A little math on Mitt Romney’s IRA - dennisgorelik
http://www.jasonmorrison.net/content/2012/a-little-math-on-mitt-romneys-ira/

======
sc68cal
TPM has a good article on some of the loopholes that could have been
exploited, and also links to a more technical discussion of some
possibilities, revolving around the UBIT (Unrelated Business Income Tax) on
pages 40-48.

[http://tpmdc.talkingpointsmemo.com/2012/07/romney-
offshore-i...](http://tpmdc.talkingpointsmemo.com/2012/07/romney-offshore-ira-
tax-avoidance.php?ref=fpb)

[http://www.law.nyu.edu/ecm_dlv2/groups/public/@nyu_law_websi...](http://www.law.nyu.edu/ecm_dlv2/groups/public/@nyu_law_website__academics__colloquia__tax_policy/documents/documents/ecm_pro_067812.pdf)

------
mike626
His 401(k) could simply be a self-directed investment account.

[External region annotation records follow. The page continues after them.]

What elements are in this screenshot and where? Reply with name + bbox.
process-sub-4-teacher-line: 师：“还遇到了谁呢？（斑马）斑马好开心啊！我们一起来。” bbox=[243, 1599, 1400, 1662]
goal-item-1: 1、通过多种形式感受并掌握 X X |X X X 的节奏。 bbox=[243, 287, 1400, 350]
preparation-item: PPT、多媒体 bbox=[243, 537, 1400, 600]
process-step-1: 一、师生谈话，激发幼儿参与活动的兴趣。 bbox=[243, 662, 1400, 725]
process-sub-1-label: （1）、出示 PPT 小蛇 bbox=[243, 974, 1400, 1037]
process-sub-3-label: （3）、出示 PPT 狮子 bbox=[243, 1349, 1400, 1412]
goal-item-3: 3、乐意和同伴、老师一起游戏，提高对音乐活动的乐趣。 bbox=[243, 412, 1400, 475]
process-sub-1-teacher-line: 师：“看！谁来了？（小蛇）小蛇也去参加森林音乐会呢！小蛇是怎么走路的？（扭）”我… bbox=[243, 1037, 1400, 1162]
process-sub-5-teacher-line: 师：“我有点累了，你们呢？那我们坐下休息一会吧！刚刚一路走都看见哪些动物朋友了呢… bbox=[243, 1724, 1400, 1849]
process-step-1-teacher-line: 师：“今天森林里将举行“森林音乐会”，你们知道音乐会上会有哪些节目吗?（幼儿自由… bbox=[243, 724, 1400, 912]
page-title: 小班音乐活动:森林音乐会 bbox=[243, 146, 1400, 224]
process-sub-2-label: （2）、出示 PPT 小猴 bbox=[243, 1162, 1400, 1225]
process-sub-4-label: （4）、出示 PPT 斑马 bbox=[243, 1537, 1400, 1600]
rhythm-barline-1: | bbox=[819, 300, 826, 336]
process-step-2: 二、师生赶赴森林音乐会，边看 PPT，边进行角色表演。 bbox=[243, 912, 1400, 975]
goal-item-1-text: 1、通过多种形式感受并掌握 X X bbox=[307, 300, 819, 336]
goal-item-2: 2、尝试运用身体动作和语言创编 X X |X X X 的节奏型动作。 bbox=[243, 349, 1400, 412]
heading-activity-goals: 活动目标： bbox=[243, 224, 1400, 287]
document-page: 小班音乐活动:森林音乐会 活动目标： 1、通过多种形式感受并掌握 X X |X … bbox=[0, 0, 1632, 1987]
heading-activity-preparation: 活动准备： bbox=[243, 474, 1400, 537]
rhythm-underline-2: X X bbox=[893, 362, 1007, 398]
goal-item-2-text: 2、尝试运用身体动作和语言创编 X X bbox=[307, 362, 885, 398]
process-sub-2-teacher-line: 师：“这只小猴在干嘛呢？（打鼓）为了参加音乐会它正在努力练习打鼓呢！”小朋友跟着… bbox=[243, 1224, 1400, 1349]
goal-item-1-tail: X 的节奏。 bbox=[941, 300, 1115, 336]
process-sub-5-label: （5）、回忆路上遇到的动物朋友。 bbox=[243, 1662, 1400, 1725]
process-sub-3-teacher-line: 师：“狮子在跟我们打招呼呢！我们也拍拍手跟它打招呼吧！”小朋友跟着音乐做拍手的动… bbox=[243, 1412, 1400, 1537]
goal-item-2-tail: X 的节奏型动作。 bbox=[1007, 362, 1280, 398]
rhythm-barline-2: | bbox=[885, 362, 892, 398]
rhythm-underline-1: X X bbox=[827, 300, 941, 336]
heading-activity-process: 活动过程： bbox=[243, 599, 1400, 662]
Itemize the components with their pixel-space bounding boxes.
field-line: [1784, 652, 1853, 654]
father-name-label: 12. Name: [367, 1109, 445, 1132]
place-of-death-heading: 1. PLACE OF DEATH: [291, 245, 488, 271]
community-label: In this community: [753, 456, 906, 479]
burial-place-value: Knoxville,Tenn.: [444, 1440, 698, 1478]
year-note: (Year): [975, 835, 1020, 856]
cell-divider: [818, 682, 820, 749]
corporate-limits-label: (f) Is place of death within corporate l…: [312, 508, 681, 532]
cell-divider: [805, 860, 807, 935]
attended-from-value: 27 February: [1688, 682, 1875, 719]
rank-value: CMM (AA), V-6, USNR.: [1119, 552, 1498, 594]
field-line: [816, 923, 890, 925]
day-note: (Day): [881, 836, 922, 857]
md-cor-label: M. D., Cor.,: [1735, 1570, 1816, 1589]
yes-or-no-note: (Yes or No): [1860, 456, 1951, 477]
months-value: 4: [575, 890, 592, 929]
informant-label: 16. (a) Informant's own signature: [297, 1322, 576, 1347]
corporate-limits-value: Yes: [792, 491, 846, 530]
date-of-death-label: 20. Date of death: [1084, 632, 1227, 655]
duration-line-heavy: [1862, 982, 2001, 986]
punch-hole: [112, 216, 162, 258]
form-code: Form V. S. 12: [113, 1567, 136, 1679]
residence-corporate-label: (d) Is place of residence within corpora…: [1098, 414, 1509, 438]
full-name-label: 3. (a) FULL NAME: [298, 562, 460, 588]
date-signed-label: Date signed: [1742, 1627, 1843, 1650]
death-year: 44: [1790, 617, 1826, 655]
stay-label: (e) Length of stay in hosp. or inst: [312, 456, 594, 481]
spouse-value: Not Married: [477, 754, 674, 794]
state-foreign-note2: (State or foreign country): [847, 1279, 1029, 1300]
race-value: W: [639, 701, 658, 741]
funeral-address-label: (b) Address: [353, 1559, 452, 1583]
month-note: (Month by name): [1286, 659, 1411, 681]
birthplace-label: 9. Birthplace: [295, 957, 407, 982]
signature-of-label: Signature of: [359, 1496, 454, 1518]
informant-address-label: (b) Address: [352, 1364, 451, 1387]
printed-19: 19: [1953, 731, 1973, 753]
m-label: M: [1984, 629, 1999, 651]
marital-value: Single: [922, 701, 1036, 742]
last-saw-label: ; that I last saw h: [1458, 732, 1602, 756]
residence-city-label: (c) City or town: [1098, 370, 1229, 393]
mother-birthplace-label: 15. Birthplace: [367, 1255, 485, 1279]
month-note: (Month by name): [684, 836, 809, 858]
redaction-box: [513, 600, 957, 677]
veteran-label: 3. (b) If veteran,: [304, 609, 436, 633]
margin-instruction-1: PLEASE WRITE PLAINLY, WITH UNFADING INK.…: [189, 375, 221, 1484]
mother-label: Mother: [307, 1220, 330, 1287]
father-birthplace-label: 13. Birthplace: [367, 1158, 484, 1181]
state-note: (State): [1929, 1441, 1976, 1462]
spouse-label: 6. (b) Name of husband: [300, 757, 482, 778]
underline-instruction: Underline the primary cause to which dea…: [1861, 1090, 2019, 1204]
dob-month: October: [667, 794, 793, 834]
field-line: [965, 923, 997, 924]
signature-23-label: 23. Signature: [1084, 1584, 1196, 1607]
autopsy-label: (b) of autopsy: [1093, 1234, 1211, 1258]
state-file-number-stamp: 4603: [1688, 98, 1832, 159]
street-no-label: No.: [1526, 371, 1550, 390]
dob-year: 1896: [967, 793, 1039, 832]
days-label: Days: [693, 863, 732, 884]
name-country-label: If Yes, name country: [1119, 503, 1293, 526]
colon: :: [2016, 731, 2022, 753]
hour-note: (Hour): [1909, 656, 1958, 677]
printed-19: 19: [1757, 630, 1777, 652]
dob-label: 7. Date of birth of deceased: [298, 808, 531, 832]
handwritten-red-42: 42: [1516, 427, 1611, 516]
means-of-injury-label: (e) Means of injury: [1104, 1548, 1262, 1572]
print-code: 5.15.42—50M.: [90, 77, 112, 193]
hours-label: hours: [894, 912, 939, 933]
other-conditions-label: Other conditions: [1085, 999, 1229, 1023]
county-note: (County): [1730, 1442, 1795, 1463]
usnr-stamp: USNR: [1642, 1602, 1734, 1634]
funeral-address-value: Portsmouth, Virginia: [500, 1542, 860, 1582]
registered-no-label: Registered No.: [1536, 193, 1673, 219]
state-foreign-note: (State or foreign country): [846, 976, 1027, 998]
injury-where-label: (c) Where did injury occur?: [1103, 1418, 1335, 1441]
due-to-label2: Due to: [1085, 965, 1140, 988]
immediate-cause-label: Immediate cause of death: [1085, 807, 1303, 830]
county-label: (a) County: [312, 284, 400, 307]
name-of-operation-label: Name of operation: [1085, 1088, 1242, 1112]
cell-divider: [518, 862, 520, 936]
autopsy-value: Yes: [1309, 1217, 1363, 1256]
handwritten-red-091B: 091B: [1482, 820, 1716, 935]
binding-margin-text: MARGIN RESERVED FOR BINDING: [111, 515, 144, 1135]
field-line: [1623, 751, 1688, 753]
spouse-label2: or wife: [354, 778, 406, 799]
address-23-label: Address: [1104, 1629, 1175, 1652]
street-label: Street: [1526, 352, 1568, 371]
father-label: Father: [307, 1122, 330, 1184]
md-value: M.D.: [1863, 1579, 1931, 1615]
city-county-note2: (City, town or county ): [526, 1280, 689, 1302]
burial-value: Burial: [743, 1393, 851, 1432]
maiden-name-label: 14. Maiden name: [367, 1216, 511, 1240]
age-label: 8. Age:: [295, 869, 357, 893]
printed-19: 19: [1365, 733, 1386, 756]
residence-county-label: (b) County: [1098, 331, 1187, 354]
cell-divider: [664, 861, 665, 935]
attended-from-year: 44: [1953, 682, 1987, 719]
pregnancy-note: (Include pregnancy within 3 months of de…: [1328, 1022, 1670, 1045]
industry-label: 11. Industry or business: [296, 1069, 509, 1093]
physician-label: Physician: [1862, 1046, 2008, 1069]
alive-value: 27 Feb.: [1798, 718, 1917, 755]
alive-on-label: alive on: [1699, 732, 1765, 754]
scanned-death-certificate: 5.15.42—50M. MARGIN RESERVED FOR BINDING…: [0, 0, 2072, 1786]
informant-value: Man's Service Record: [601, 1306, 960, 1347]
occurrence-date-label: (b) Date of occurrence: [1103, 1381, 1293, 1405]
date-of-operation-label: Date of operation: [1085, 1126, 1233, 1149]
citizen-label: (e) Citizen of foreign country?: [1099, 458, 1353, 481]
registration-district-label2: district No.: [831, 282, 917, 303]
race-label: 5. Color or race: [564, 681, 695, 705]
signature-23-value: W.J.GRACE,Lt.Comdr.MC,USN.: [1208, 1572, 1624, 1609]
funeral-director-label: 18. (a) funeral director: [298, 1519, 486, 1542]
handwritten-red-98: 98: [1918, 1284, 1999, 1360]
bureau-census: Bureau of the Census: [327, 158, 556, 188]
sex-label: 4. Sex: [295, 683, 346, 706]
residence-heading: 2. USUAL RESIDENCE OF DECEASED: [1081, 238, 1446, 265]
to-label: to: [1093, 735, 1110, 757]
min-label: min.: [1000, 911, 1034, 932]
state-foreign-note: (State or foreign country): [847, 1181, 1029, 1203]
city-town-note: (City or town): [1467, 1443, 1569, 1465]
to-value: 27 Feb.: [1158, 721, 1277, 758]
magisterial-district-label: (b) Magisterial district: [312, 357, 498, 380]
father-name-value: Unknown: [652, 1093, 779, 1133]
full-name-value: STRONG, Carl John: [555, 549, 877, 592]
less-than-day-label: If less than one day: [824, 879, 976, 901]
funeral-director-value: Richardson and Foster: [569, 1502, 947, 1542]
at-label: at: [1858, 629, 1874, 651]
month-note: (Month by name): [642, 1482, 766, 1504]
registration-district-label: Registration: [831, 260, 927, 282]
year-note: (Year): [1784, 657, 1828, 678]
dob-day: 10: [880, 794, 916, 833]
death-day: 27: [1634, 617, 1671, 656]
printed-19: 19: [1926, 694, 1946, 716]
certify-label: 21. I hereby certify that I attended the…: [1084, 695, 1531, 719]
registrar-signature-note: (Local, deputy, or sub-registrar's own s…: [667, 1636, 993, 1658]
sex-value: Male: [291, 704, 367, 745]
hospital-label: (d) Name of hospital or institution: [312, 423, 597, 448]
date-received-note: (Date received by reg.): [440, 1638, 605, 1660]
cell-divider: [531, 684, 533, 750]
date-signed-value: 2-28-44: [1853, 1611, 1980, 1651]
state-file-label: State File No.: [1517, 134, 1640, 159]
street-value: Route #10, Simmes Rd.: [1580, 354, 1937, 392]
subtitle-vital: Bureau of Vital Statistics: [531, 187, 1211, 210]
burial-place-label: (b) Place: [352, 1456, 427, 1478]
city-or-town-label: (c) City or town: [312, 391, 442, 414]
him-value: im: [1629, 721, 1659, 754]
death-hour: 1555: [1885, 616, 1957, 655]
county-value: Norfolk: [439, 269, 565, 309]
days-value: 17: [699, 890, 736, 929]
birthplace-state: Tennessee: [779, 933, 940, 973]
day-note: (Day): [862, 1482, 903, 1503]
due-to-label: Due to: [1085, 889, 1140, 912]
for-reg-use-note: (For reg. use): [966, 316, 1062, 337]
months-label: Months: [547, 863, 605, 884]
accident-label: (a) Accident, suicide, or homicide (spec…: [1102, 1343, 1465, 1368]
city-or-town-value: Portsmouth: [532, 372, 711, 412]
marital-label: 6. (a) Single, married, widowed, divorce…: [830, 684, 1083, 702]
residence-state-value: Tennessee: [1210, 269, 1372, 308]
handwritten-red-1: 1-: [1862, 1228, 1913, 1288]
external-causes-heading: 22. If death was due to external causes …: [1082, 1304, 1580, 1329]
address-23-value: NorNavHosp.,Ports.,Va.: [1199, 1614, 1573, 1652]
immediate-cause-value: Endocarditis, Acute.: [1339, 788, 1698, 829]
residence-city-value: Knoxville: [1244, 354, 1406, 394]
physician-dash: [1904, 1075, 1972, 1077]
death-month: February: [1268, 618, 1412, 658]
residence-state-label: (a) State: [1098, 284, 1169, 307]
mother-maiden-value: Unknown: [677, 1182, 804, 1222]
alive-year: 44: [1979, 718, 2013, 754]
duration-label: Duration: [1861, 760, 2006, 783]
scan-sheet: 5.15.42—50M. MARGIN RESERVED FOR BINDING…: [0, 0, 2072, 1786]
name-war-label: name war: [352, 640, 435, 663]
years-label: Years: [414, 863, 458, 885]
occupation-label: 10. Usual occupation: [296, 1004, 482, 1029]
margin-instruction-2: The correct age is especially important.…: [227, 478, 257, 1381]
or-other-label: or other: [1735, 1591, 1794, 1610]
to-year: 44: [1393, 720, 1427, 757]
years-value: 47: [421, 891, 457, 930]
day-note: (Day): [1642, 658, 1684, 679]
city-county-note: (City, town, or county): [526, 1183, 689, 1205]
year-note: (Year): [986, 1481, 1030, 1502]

I have one that
is a Roth IRA. You are limited in what can be deposited into the account, but
it can grow without limit from capital gains.

------
fourspace
Aren't the contribution limits on IRAs only referring to the tax deductible
portion? I thought you could contribute after-tax dollars without a limit.